Les déremboursements de médicaments sont-ils rentables ?
Les vagues successives de déremboursements de médicaments menées depuis 2002 pour réduire les dépenses de santé ne seraient pas aussi efficaces qu’espéré… C'est la principale conclusion d'une étude publiée par l'Institut de recherche en économie de la santé (IRDES).
La nécessité de contrôler les dépenses de santé a incité les pouvoirs publics à dérembrouser les médicaments les moins efficaces au regard du progrès thérapeutique. Depuis 2002, 369 médicaments dont le service médical rendu (SMR) a été jugé insuffisant par la Haute Autorité de Santé (HAS), ne sont plus pris en charge par la Sécurité sociale.
À première vue, ces mesures sont efficaces lorsqu'un médicament sort du panier remboursé, il voit immédiatement son chiffre d'affaire diminuer.
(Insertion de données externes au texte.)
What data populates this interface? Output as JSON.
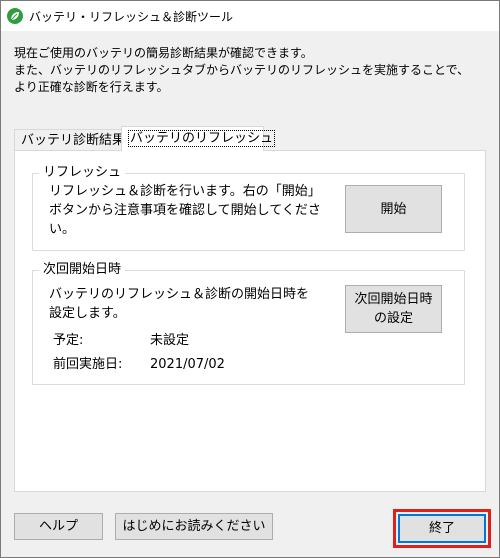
{
  "window": {
    "title": "バッテリ・リフレッシュ＆診断ツール",
    "icon": "green-leaf-app-icon"
  },
  "intro": {
    "lines": [
      "現在ご使用のバッテリの簡易診断結果が確認できます。",
      "また、バッテリのリフレッシュタブからバッテリのリフレッシュを実施することで、",
      "より正確な診断を行えます。"
    ]
  },
  "tabs": [
    {
      "label": "バッテリ診断結果",
      "active": false
    },
    {
      "label": "バッテリのリフレッシュ",
      "active": true
    }
  ],
  "refresh_group": {
    "legend": "リフレッシュ",
    "lines": [
      "リフレッシュ＆診断を行います。右の「開始」",
      "ボタンから注意事項を確認して開始してくださ",
      "い。"
    ],
    "start_button": "開始"
  },
  "schedule_group": {
    "legend": "次回開始日時",
    "lines": [
      "バッテリのリフレッシュ＆診断の開始日時を",
      "設定します。"
    ],
    "set_button_lines": [
      "次回開始日時",
      "の設定"
    ],
    "scheduled_label": "予定:",
    "scheduled_value": "未設定",
    "last_run_label": "前回実施日:",
    "last_run_value": "2021/07/02"
  },
  "footer": {
    "help_button": "ヘルプ",
    "readme_button": "はじめにお読みください",
    "close_button": "終了"
  },
  "colors": {
    "highlight": "#e0201a",
    "focus_border": "#0078d7",
    "app_icon": "#2e9e3e"
  }
}
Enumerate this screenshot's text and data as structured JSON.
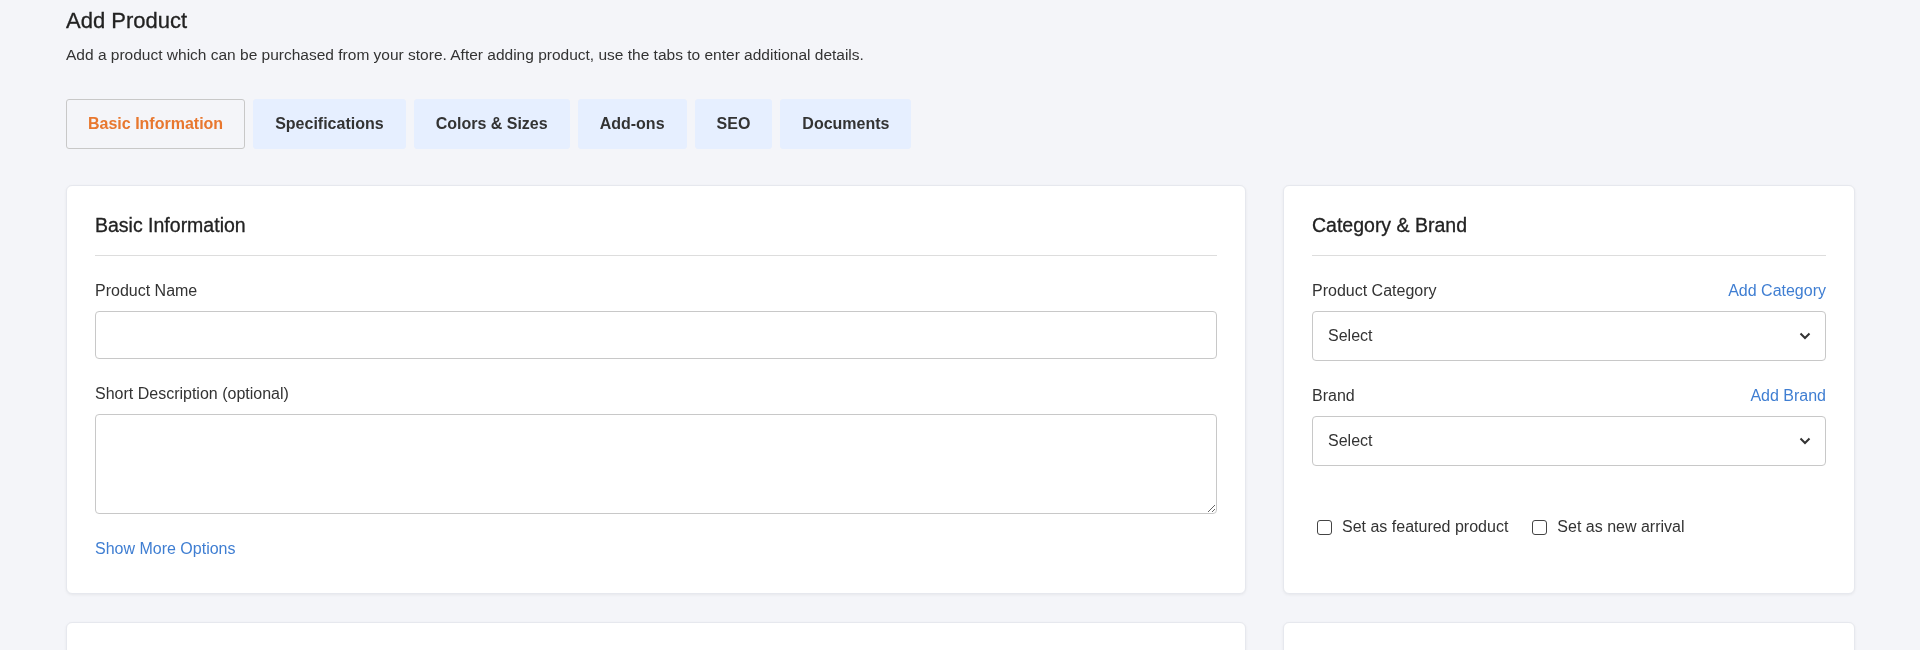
{
  "page": {
    "title": "Add Product",
    "subtitle": "Add a product which can be purchased from your store. After adding product, use the tabs to enter additional details."
  },
  "tabs": [
    {
      "label": "Basic Information",
      "selected": true
    },
    {
      "label": "Specifications",
      "selected": false
    },
    {
      "label": "Colors & Sizes",
      "selected": false
    },
    {
      "label": "Add-ons",
      "selected": false
    },
    {
      "label": "SEO",
      "selected": false
    },
    {
      "label": "Documents",
      "selected": false
    }
  ],
  "basic_information": {
    "title": "Basic Information",
    "fields": [
      {
        "kind": "text",
        "label": "Product Name"
      },
      {
        "kind": "textarea",
        "label": "Short Description (optional)"
      }
    ],
    "link": "Show More Options"
  },
  "category_brand": {
    "title": "Category & Brand",
    "selects": [
      {
        "label": "Product Category",
        "link": "Add Category",
        "value": "Select"
      },
      {
        "label": "Brand",
        "link": "Add Brand",
        "value": "Select"
      }
    ],
    "checkboxes": [
      {
        "label": "Set as featured product",
        "checked": false
      },
      {
        "label": "Set as new arrival",
        "checked": false
      }
    ]
  }
}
Les chercheurs de l'IRDES ont analysé plus précisément la vague de déremboursement de médicaments mucolytiques et expectorants (pour le traitement des infections des voies aériennes, bronchites, toux…) l'impact de la mesure est évident : la prescription de ces médicaments a diminué de moitié dès l'année suivante.
Reports de prescriptions
Ce changement semble donc avoir un effet positif, mais c'est sans compter les reports de prescriptions. "On s'est aperçu que lorsqu'un médicament est déremboursé, le patient a tendance à faire pression sur son médecin pour qu'il lui prescrive un autre médicament, qui, lui, est encore pris en charge par la Sécurité sociale", explique Sylvain Pichetti, économiste de la santé à l'IRDES. Dans le cas des mucolytiques et expectorants, l'étude montre un report vers les prescriptions d'autres classes thérapeutiques : antitussifs (+ 12,9 points) et bronchodilatateurs (+ 4,4 points).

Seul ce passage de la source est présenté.